Across the pond, the US’s National Defense Authorization Act for Fiscal Year 2021 was approved as we entered the New Year. Provisions within this annual iteration of defence policy legislation seek to deter and curb the use of US-owned shell companies for the purposes of money laundering and terrorist financing by obliging such entities to disclose beneficial ownership information to local authoritative bodies. In addition, new provisions within the Act encourage individuals privy to criminal practices to come forward as whistle-blowers by offering greater protection and incentive for doing so. This will likely bring considerable process changes both for firms and authoritative bodies to align to and benefit from these legislative changes.
Finally, in the APAC region, both China and Singapore have announced updates to their respective AML legislative frameworks. China’s central bank has stated that it will expand its existing scope of AML legislation into various other financial and non-financial institutions, e.g. non-bank payment institutions, internet micro-lenders, consumer finance companies and wealth management subsidiaries of bank. In addition, on 30 December 2020 the People’s Bank of China (PBOC) published draft of Administrative Measures for AML and CTF relating to Financial Institutions for consultation. Once approved, these new Measures will supersede the existing AML regime established by PBOC in 2014. The Monetary Authority of Singapore (MAS) is also in the process of amending its Payment Services Act to implement enhanced AML standards for cryptocurrency firms. These developments indicate Asia’s growing commitment to align towards western AML legislation, whereby the AML supervisory remit has recently become more broad and complex (such as through the implementation of MLD5 and MLD6 in the EU).

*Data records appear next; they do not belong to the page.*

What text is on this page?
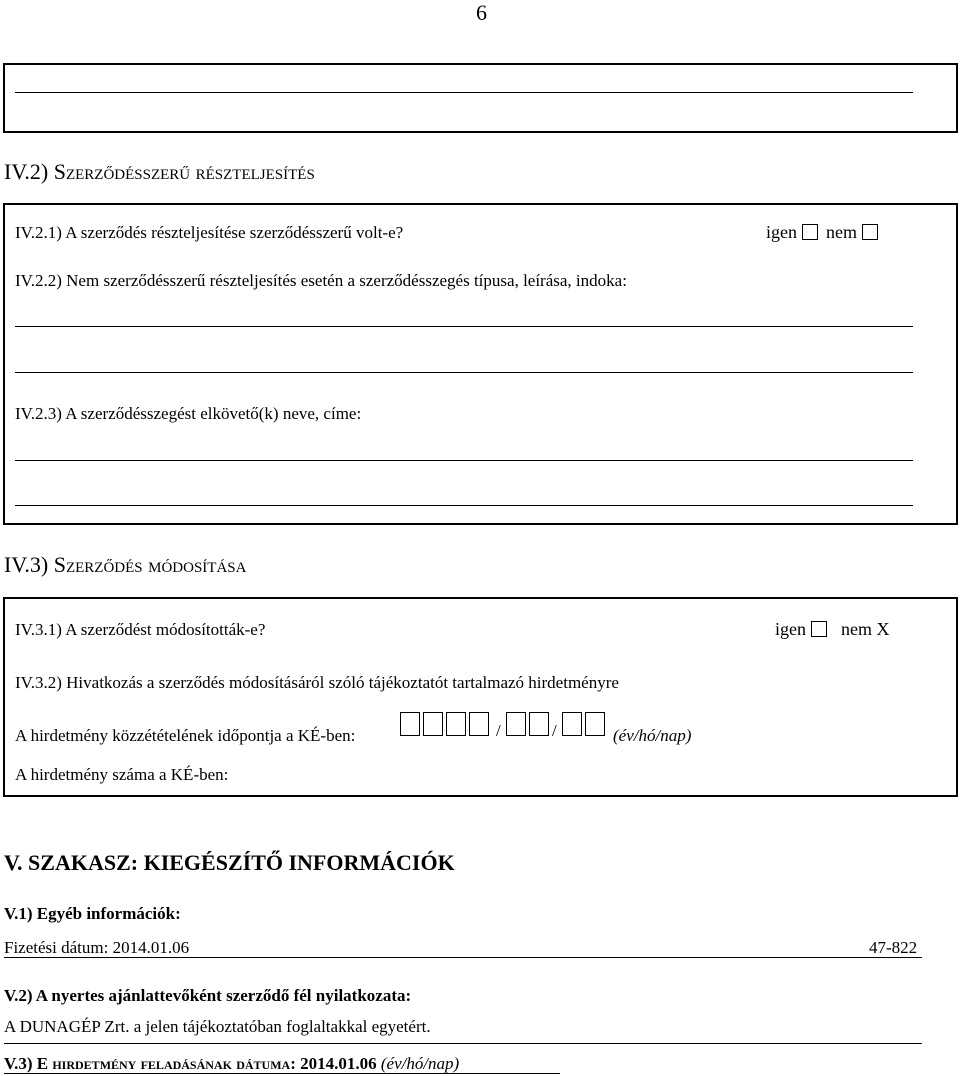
6
IV.2) Szerződésszerű részteljesítés
IV.2.1) A szerződés részteljesítése szerződésszerű volt-e?	igen nem
IV.2.2) Nem szerződésszerű részteljesítés esetén a szerződésszegés típusa, leírása, indoka:
IV.2.3) A szerződésszegést elkövető(k) neve, címe:
IV.3) Szerződés módosítása
IV.3.1) A szerződést módosították-e?	igen nem X
IV.3.2) Hivatkozás a szerződés módosításáról szóló tájékoztatót tartalmazó hirdetményre
A hirdetmény közzétételének időpontja a KÉ-ben:	/	/	(év/hó/nap)
A hirdetmény száma a KÉ-ben:
V. SZAKASZ: KIEGÉSZÍTŐ INFORMÁCIÓK
V.1) Egyéb információk:
Fizetési dátum: 2014.01.06	47-822
V.2) A nyertes ajánlattevőként szerződő fél nyilatkozata:
A DUNAGÉP Zrt. a jelen tájékoztatóban foglaltakkal egyetért.
V.3) E hirdetmény feladásának dátuma: 2014.01.06 (év/hó/nap)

This is likely to drive greater regulatory scrutiny in the APAC region, but also support the global agenda with respect to AFC.

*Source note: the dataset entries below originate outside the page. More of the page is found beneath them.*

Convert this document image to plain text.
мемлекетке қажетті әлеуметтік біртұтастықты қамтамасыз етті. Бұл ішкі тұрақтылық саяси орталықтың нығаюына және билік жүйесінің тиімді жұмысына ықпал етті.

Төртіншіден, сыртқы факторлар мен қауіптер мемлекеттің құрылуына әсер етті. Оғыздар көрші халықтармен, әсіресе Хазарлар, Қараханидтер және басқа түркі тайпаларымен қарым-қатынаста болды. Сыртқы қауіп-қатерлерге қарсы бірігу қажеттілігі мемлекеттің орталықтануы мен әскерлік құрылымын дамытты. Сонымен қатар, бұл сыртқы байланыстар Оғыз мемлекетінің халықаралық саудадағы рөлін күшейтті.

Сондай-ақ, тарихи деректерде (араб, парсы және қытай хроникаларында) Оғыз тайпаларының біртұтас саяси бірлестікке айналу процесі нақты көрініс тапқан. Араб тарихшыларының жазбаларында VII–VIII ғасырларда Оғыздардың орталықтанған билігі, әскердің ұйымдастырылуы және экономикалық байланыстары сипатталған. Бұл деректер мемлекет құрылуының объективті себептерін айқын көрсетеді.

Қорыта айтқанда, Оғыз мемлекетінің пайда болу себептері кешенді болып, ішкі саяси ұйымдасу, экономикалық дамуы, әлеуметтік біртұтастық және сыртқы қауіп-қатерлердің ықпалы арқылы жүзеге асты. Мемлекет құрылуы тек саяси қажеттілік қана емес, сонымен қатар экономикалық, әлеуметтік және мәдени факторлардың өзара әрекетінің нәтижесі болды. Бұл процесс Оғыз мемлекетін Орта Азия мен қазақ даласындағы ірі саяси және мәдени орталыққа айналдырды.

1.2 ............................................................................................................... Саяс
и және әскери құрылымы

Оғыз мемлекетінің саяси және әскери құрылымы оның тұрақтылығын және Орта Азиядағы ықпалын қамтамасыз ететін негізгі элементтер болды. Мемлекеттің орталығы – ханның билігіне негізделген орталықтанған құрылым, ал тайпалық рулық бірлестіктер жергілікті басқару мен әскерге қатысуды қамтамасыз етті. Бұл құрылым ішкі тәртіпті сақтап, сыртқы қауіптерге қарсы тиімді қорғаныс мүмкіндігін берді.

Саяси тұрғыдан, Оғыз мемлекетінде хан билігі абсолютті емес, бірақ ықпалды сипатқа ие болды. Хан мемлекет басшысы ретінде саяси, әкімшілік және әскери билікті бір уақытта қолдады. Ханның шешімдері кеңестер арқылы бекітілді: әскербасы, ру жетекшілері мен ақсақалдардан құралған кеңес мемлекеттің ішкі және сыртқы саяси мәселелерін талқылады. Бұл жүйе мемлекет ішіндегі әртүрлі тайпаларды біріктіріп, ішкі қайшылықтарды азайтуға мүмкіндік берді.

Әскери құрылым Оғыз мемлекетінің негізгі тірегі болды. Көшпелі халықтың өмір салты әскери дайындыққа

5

In summary, across the globe the expanded remit of the scope of AML legislation, augmented with additional scrutiny from wider authoritative bodies, has placed an even greater pressure on a wider scope of firms from an AFC perspective. There is much for firms to do just to remain compliant. It is now more important than ever for firms to continually horizon scan to keep on top of legal and regulatory AML developments, both at a local and global level, including market practices to enable them to survive and thrive these turbulent times.